Естественно, я промолчал. На такой сарказм нечем ответить. Но поскольку стоя я чувствовал себя как обвиняемый перед судьями, мне пришлось сесть на кровать.

— Чего хочет Липшиц? — спросил Гамбургер.

— Вы бы лучше спросили, чего хочет Корнер, — сказал Красный Карлик.

— Ради бога, Поляков, — сказал Гамбургер. — Корнер не предатель. Что еще за вздор? Извинитесь перед ним, или я бросаю дело.

— Без обид, товарищ, — невозмутимо сказал Красный Карлик. Я изложил им то, что сказал Липшиц.

— Так Липшиц знает, — грустно произнес Гамбургер.

— Вот до чего доводит мягкотелость, — прорычал Красный Карлик. — Послушали бы меня, Липшиц со своими лакеями ползал бы сейчас у наших ног и просил пощады. «Прощупаем остальных, — говорит этот Керенский. — Что скажет Пинский, Минский, Штинский». А я вот что скажу: если хотите, чтобы народ взял Зимний дворец, ему надо поддать под зад прикладом и пару раз пальнуть в воздух. — Он уселся в кресле по-турецки и с закрытыми глазами стал раскачиваться взад и вперед, словно молясь про себя или страдая животом.

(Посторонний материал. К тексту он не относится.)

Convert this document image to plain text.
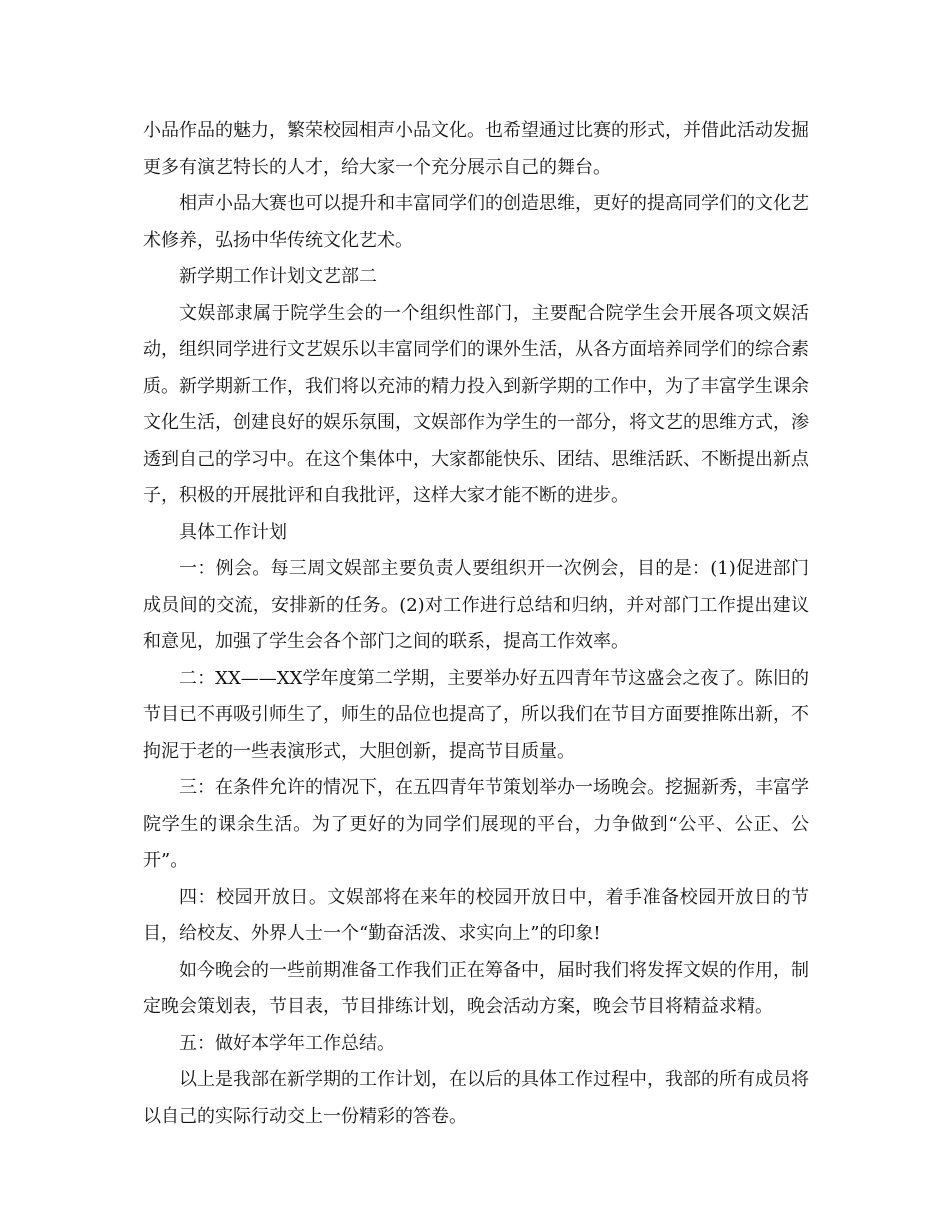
小品作品的魅力，繁荣校园相声小品文化。也希望通过比赛的形式，并借此活动发掘更多有演艺特长的人才，给大家一个充分展示自己的舞台。

相声小品大赛也可以提升和丰富同学们的创造思维，更好的提高同学们的文化艺术修养，弘扬中华传统文化艺术。

新学期工作计划文艺部二

文娱部隶属于院学生会的一个组织性部门，主要配合院学生会开展各项文娱活动，组织同学进行文艺娱乐以丰富同学们的课外生活，从各方面培养同学们的综合素质。新学期新工作，我们将以充沛的精力投入到新学期的工作中，为了丰富学生课余文化生活，创建良好的娱乐氛围，文娱部作为学生的一部分，将文艺的思维方式，渗透到自己的学习中。在这个集体中，大家都能快乐、团结、思维活跃、不断提出新点子，积极的开展批评和自我批评，这样大家才能不断的进步。

具体工作计划

一：例会。每三周文娱部主要负责人要组织开一次例会，目的是：(1)促进部门成员间的交流，安排新的任务。(2)对工作进行总结和归纳，并对部门工作提出建议和意见，加强了学生会各个部门之间的联系，提高工作效率。

二：XX——XX学年度第二学期，主要举办好五四青年节这盛会之夜了。陈旧的节目已不再吸引师生了，师生的品位也提高了，所以我们在节目方面要推陈出新，不拘泥于老的一些表演形式，大胆创新，提高节目质量。

三：在条件允许的情况下，在五四青年节策划举办一场晚会。挖掘新秀，丰富学院学生的课余生活。为了更好的为同学们展现的平台，力争做到“公平、公正、公开”。

四：校园开放日。文娱部将在来年的校园开放日中，着手准备校园开放日的节目，给校友、外界人士一个“勤奋活泼、求实向上”的印象!

如今晚会的一些前期准备工作我们正在筹备中，届时我们将发挥文娱的作用，制定晚会策划表，节目表，节目排练计划，晚会活动方案，晚会节目将精益求精。

五：做好本学年工作总结。

以上是我部在新学期的工作计划，在以后的具体工作过程中，我部的所有成员将以自己的实际行动交上一份精彩的答卷。
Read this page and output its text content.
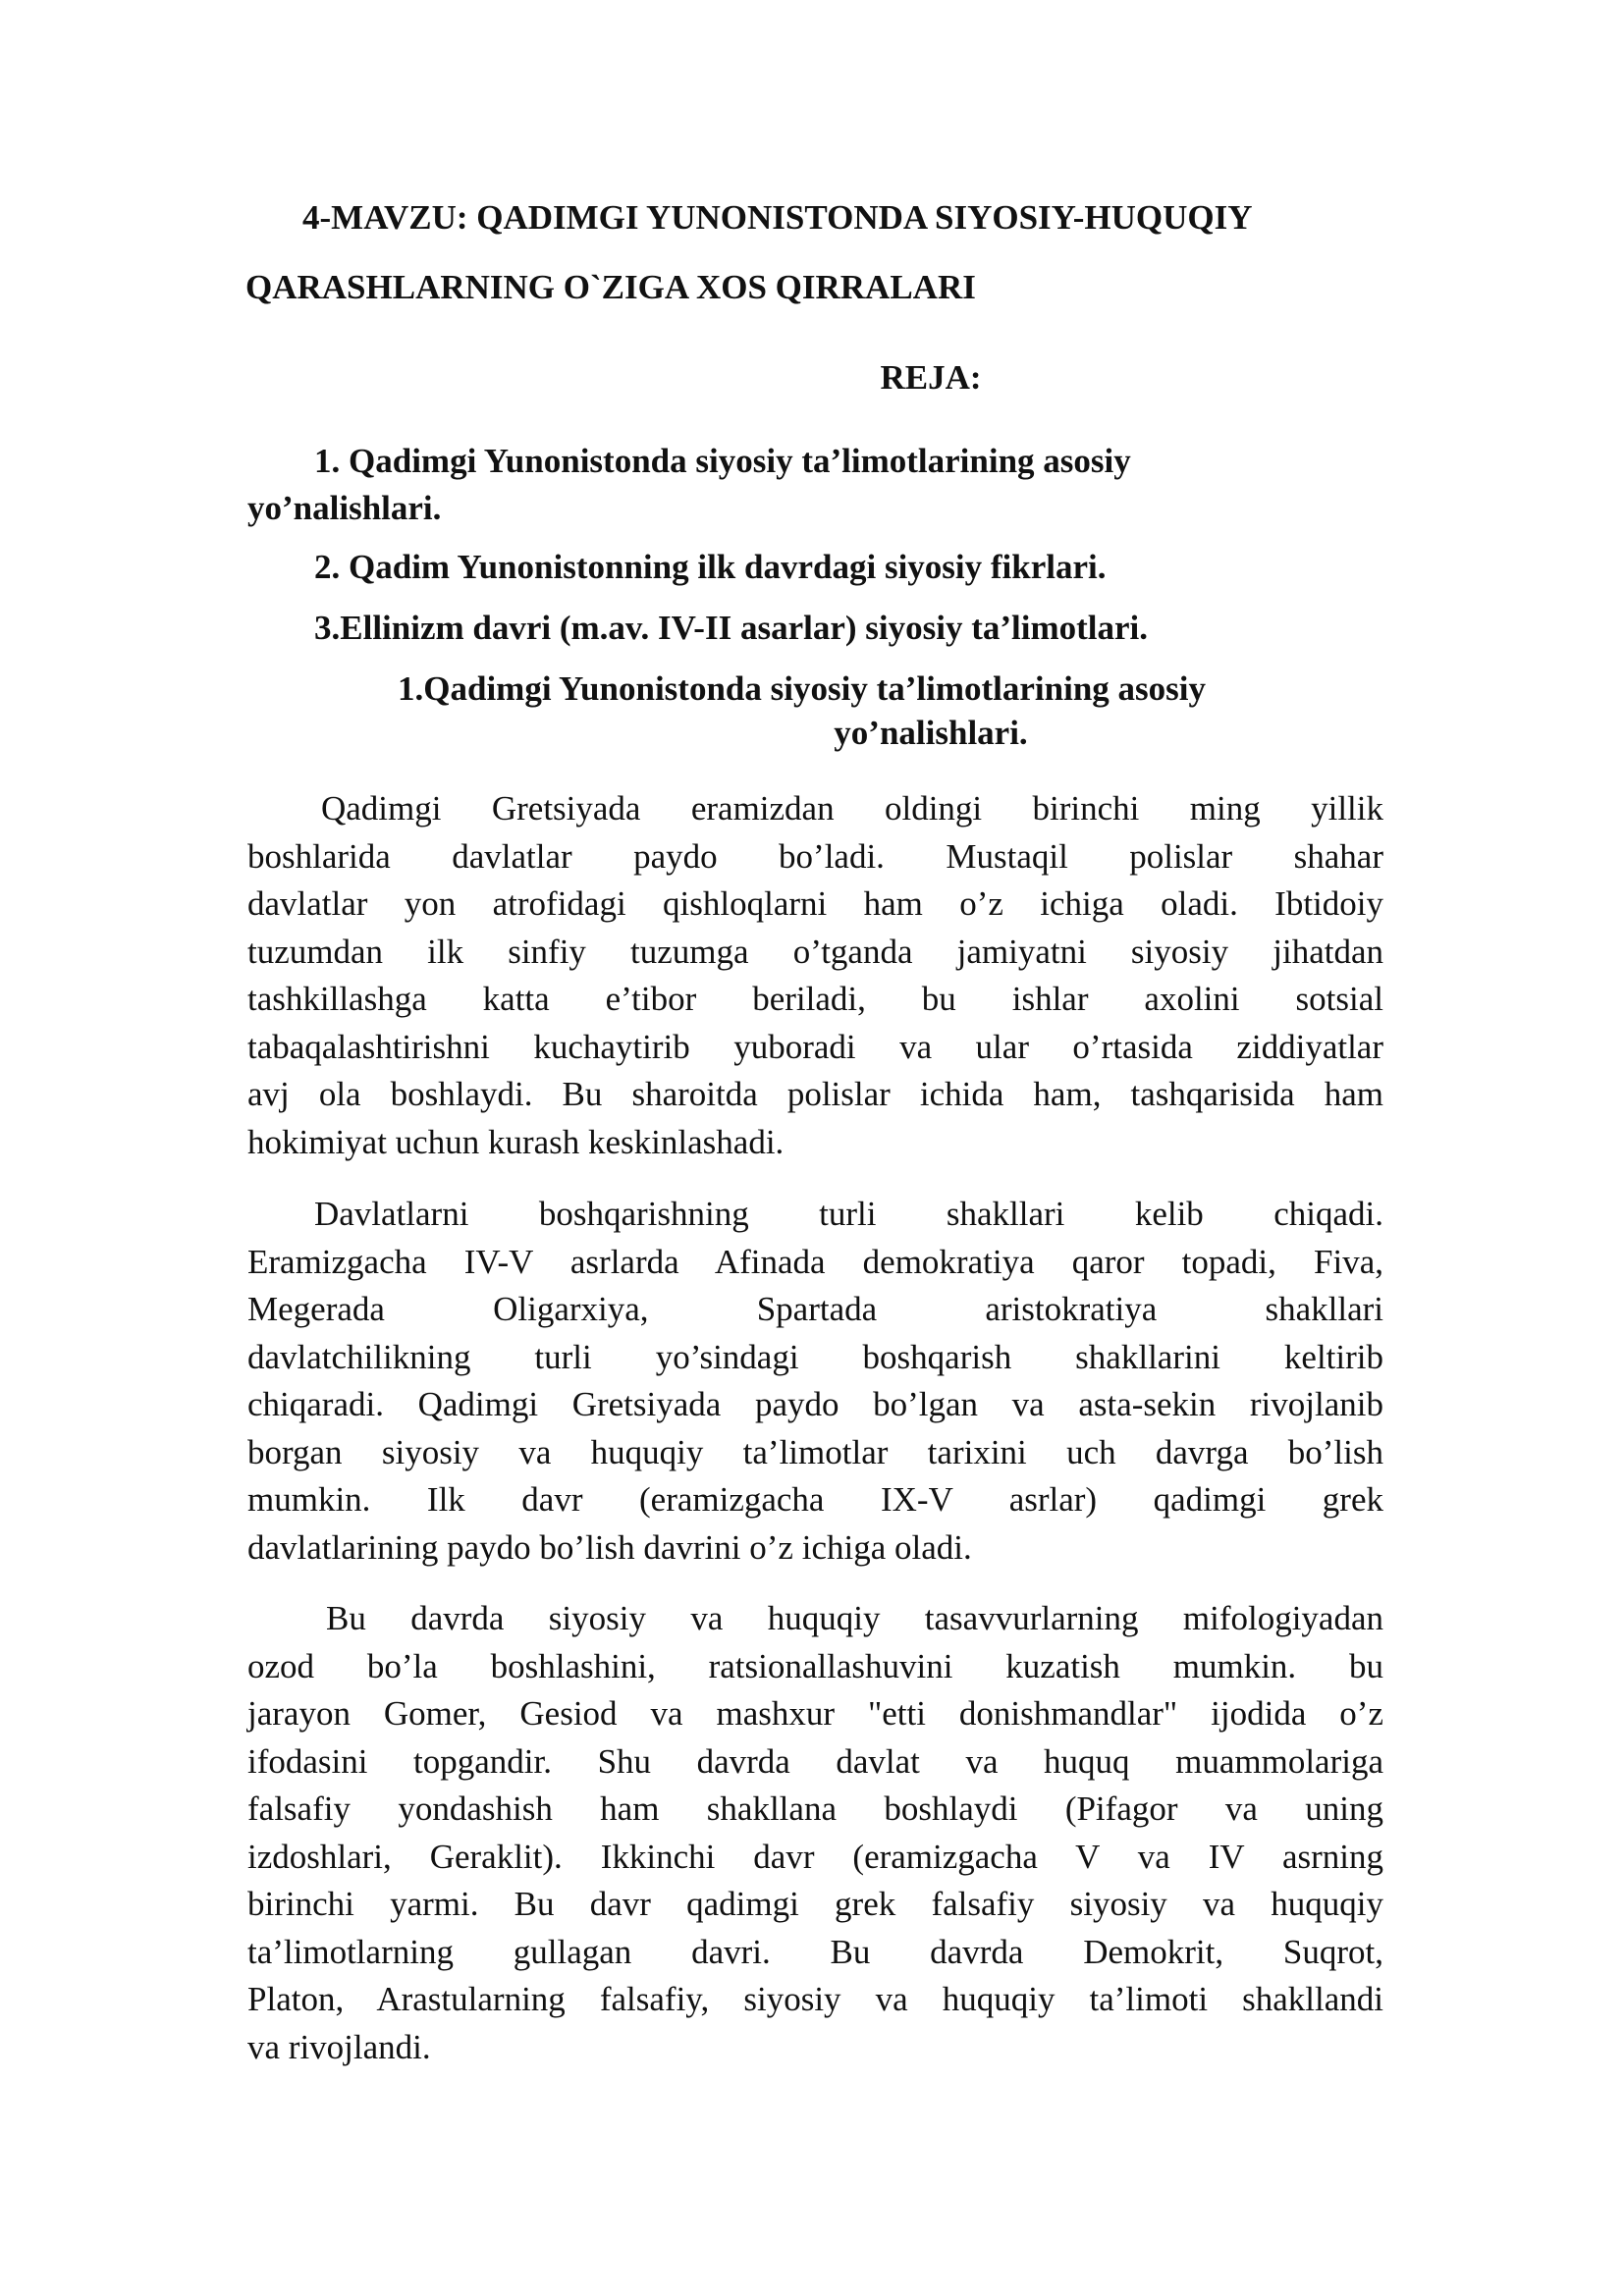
4-MAVZU: QADIMGI YUNONISTONDA SIYOSIY-HUQUQIY
QARASHLARNING O`ZIGA XOS QIRRALARI
REJA:
1. Qadimgi Yunonistonda siyosiy ta’limotlarining asosiy
yo’nalishlari.
2. Qadim Yunonistonning ilk davrdagi siyosiy fikrlari.
3.Ellinizm davri (m.av. IV-II asarlar) siyosiy ta’limotlari.
1.Qadimgi Yunonistonda siyosiy ta’limotlarining asosiy
yo’nalishlari.
Qadimgi Gretsiyada eramizdan oldingi birinchi ming yillik
boshlarida davlatlar paydo bo’ladi. Mustaqil polislar shahar
davlatlar yon atrofidagi qishloqlarni ham o’z ichiga oladi. Ibtidoiy
tuzumdan ilk sinfiy tuzumga o’tganda jamiyatni siyosiy jihatdan
tashkillashga katta e’tibor beriladi, bu ishlar axolini sotsial
tabaqalashtirishni kuchaytirib yuboradi va ular o’rtasida ziddiyatlar
avj ola boshlaydi. Bu sharoitda polislar ichida ham, tashqarisida ham
hokimiyat uchun kurash keskinlashadi.
Davlatlarni boshqarishning turli shakllari kelib chiqadi.
Eramizgacha IV-V asrlarda Afinada demokratiya qaror topadi, Fiva,
Megerada Oligarxiya, Spartada aristokratiya shakllari
davlatchilikning turli yo’sindagi boshqarish shakllarini keltirib
chiqaradi. Qadimgi Gretsiyada paydo bo’lgan va asta-sekin rivojlanib
borgan siyosiy va huquqiy ta’limotlar tarixini uch davrga bo’lish
mumkin. Ilk davr (eramizgacha IX-V asrlar) qadimgi grek
davlatlarining paydo bo’lish davrini o’z ichiga oladi.
Bu davrda siyosiy va huquqiy tasavvurlarning mifologiyadan
ozod bo’la boshlashini, ratsionallashuvini kuzatish mumkin. bu
jarayon Gomer, Gesiod va mashxur "etti donishmandlar" ijodida o’z
ifodasini topgandir. Shu davrda davlat va huquq muammolariga
falsafiy yondashish ham shakllana boshlaydi (Pifagor va uning
izdoshlari, Geraklit). Ikkinchi davr (eramizgacha V va IV asrning
birinchi yarmi. Bu davr qadimgi grek falsafiy siyosiy va huquqiy
ta’limotlarning gullagan davri. Bu davrda Demokrit, Suqrot,
Platon, Arastularning falsafiy, siyosiy va huquqiy ta’limoti shakllandi
va rivojlandi.
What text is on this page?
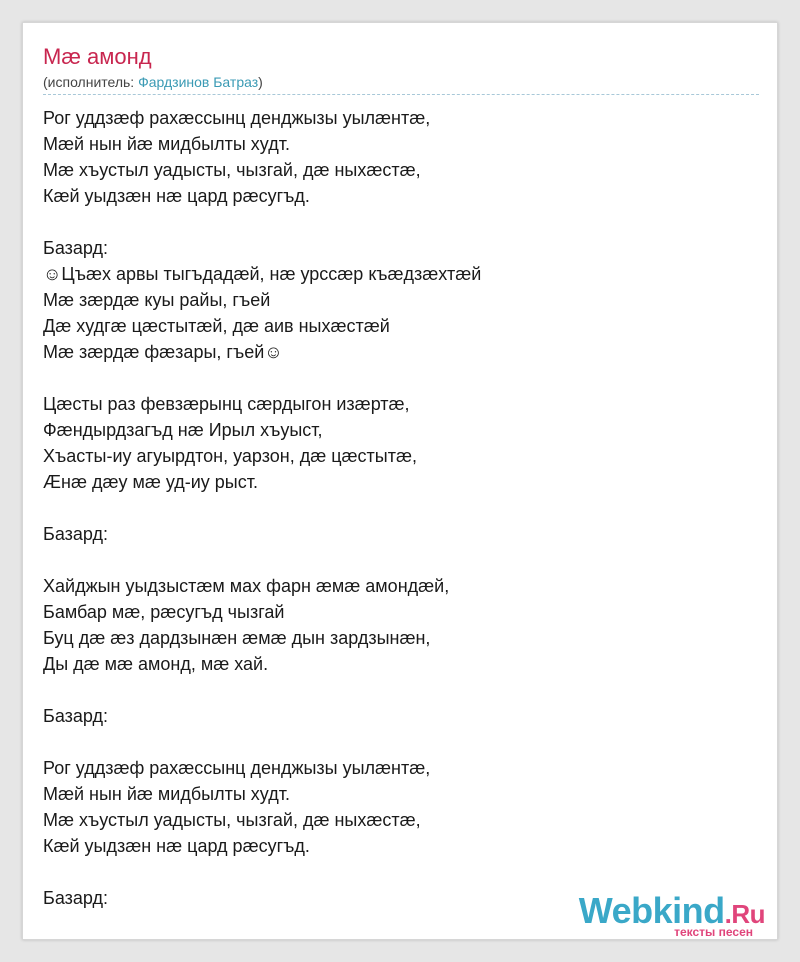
Мæ амонд
(исполнитель: Фардзинов Батраз)
Рог уддзæф рахæссынц денджызы уылæнтæ,
Мæй нын йæ мидбылты худт.
Мæ хъустыл уадысты, чызгай, дæ ныхæстæ,
Кæй уыдзæн нæ цард рæсугъд.
Базард:
☺Цъæх арвы тыгъдадæй, нæ урссæр къæдзæхтæй
Мæ зæрдæ куы райы, гъей
Дæ худгæ цæстытæй, дæ аив ныхæстæй
Мæ зæрдæ фæзары, гъей☺
Цæсты раз февзæрынц сæрдыгон изæртæ,
Фæндырдзагъд нæ Ирыл хъуыст,
Хъасты-иу агуырдтон, уарзон, дæ цæстытæ,
Æнæ дæу мæ уд-иу рыст.
Базард:
Хайджын уыдзыстæм мах фарн æмæ амондæй,
Бамбар мæ, рæсугъд чызгай
Буц дæ æз дардзынæн æмæ дын зардзынæн,
Ды дæ мæ амонд, мæ хай.
Базард:
Рог уддзæф рахæссынц денджызы уылæнтæ,
Мæй нын йæ мидбылты худт.
Мæ хъустыл уадысты, чызгай, дæ ныхæстæ,
Кæй уыдзæн нæ цард рæсугъд.
Базард:	Webkind.Ru
тексты песен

— Вот если бы мы сразу пошли к Шайскопфу… — сказал Гамбургер. Он потянул себя за длинную мочку и медленно покачал головой. Его худое белое лицо, печальное и в самые лучшие минуты, выразило тяжелое отчаяние. — Корнер, у тебя не найдется печенья? Может быть, немного шнапса?

— Водки, — сказал Красный Карлик.

Я взял из шкафа бутылки и стаканы и достал имбирное печенье.

— При таких настроениях в Вэлли-Фордж (Поселок в штабе Пенсильвания, где после нескольких поражений, в трудных условиях, отсиживалась Континентальная армия Вашингтона), — сказал я, — мы бы сегодня салютовали «Юнион Джеку» и пели «Боже, храни королеву».

— Кое-кто из нас — да, — сказал Красный Карлик.

— Я всегда восхищался британским духом честного соперничества, — сказал Гамбургер и задумчиво откусил от печенья.

— Чирик-чирик, — сказал Красный Карлик. Прежде чем закинуть голову, он придержал ладонью свой затылок. Полстаканчика водки потекло по его пищеводу.